I’ve got to say OP that there are many here delighting in being a bit nasty or mocking. Some because, no matter the effort put in, their children struggle and so I can understand their response to this thread (still not right though). I can also guarantee they’ll be parents reading this who don’t put in any effort compared to you with their Children but are ready to have a go. Those types are just nasty!

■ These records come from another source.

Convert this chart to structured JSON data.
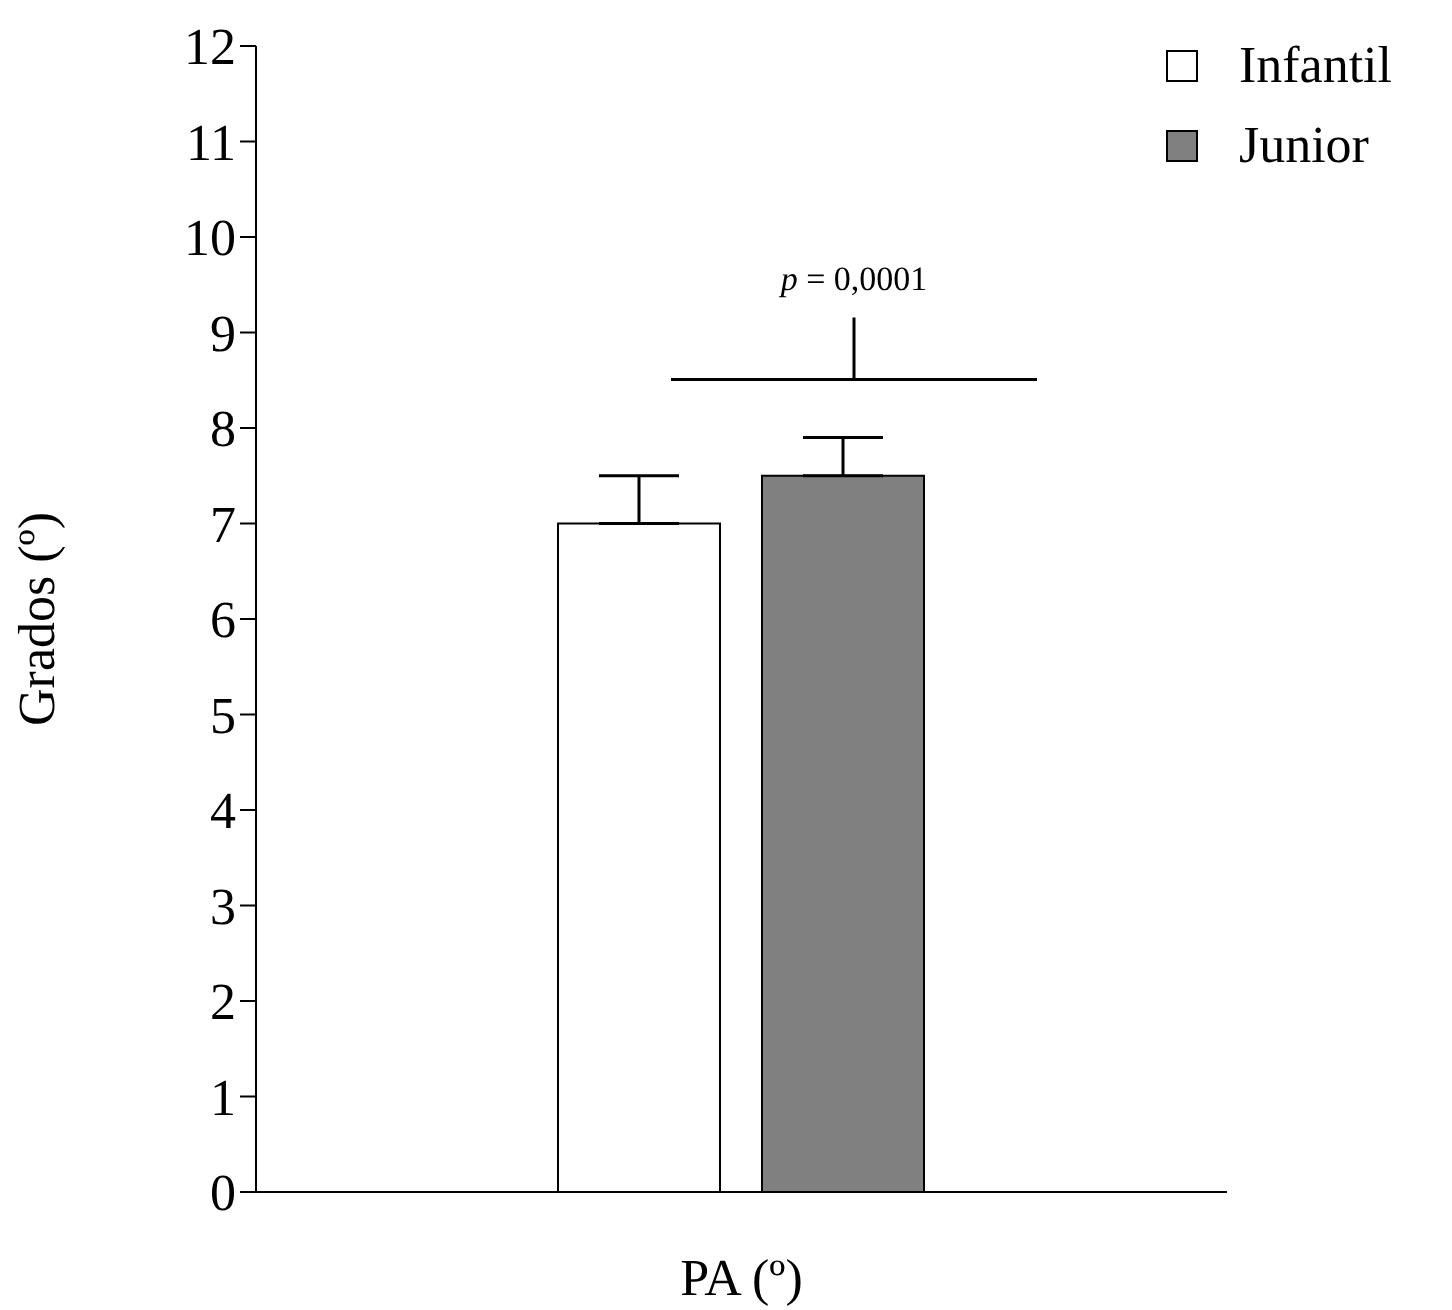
{
  "chart_data": {
    "type": "bar",
    "ylabel": "Grados (º)",
    "categories": [
      "PA (º)"
    ],
    "series": [
      {
        "name": "Infantil",
        "color": "#ffffff",
        "values": [
          7.0
        ],
        "errors": [
          [
            7.0,
            7.5
          ]
        ]
      },
      {
        "name": "Junior",
        "color": "#808080",
        "values": [
          7.5
        ],
        "errors": [
          [
            7.5,
            7.9
          ]
        ]
      }
    ],
    "ylim": [
      0,
      12
    ],
    "yticks": [
      0,
      1,
      2,
      3,
      4,
      5,
      6,
      7,
      8,
      9,
      10,
      11,
      12
    ],
    "grid": false,
    "legend": "top right",
    "annotations": [
      "p = 0,0001"
    ]
  }
}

Quincythequince · 20/10/2022 04:32

PurpleWisteria1 · 20/10/2022 00:53

You have piano in the attic? A piano? I really don’t think you do 🤣
Also, who has an attic in the UK?

I have a massive attack.
A piano would fit up there too.

Quincythequince · 20/10/2022 04:33

attic even

shortandpaleandoldandugly · 20/10/2022 04:41

Yes. My dd is and was very bright and ahead. She never did any sort of reading scheme and was on chapter books in reception. She went to other classes for phonics and we were told that the school had "never seen a child like her". She is in y11 now and predicted 9s for everything. Other parents always knew- she was the talk of the school for her reading but it was never an issue and I never made a thing about it. Just reply "he's doing well, all good". No need for more.

XelaM · 20/10/2022 04:59

I grew up with an exceptionally bright younger brother who ended up with a First from Cambridge and then got a full academic scholarship to Harvard for postgrad in Stem subjects. But to be honest, at school he didn't stand out in the traditional school academics. Certainly not at primary school. He was super immature at 5-6 and didn't like school at all. However, outside of school, he definitely stood out as being exceptional. For example, at the age of about 8-9 he taught himself how to solve the Rubiks cube by watching YouTube videos and then practiced non-stop with an oiled Rubiks cube to "speed cube" so he could solve it in under 1 minute (no exaggeration), solve it blind etc. He would ask my parents to buy him cubes of different sizes that he would also solve and practice with to be super quick. It totally blew my mind 🫣He would also constantly read books on coding/hacking and teach himself how to do that stuff. However, when he was your son's age he wasn't particularly well-behaved and certainly didn't shine at school. His academic achievements all came later once he matured. And no one pushed him to do anything. He read up on things he was interested himself.

It's still very early days OP. If your son really shows signs of being an academic genius, all you can do is support him in what he wants to do. It's a nice problem to have.

CheesesandWines · 20/10/2022 05:54

Quincythequince · 20/10/2022 04:32

I have a massive attack.
A piano would fit up there too.

"Teardrop" prob my favourite Massive Attack single. Can you play it on your piano?

User112 · 20/10/2022 06:01

op, looks like your DS is doing well. Simple additions in early reception sounds normal to me - a lot of children do it. Not boasting but DS1 was doing 3 digit additions and subtractions mentally by the time he started reception. DD and DS2 were only starting to understand the concepts of addition and subtraction by that age.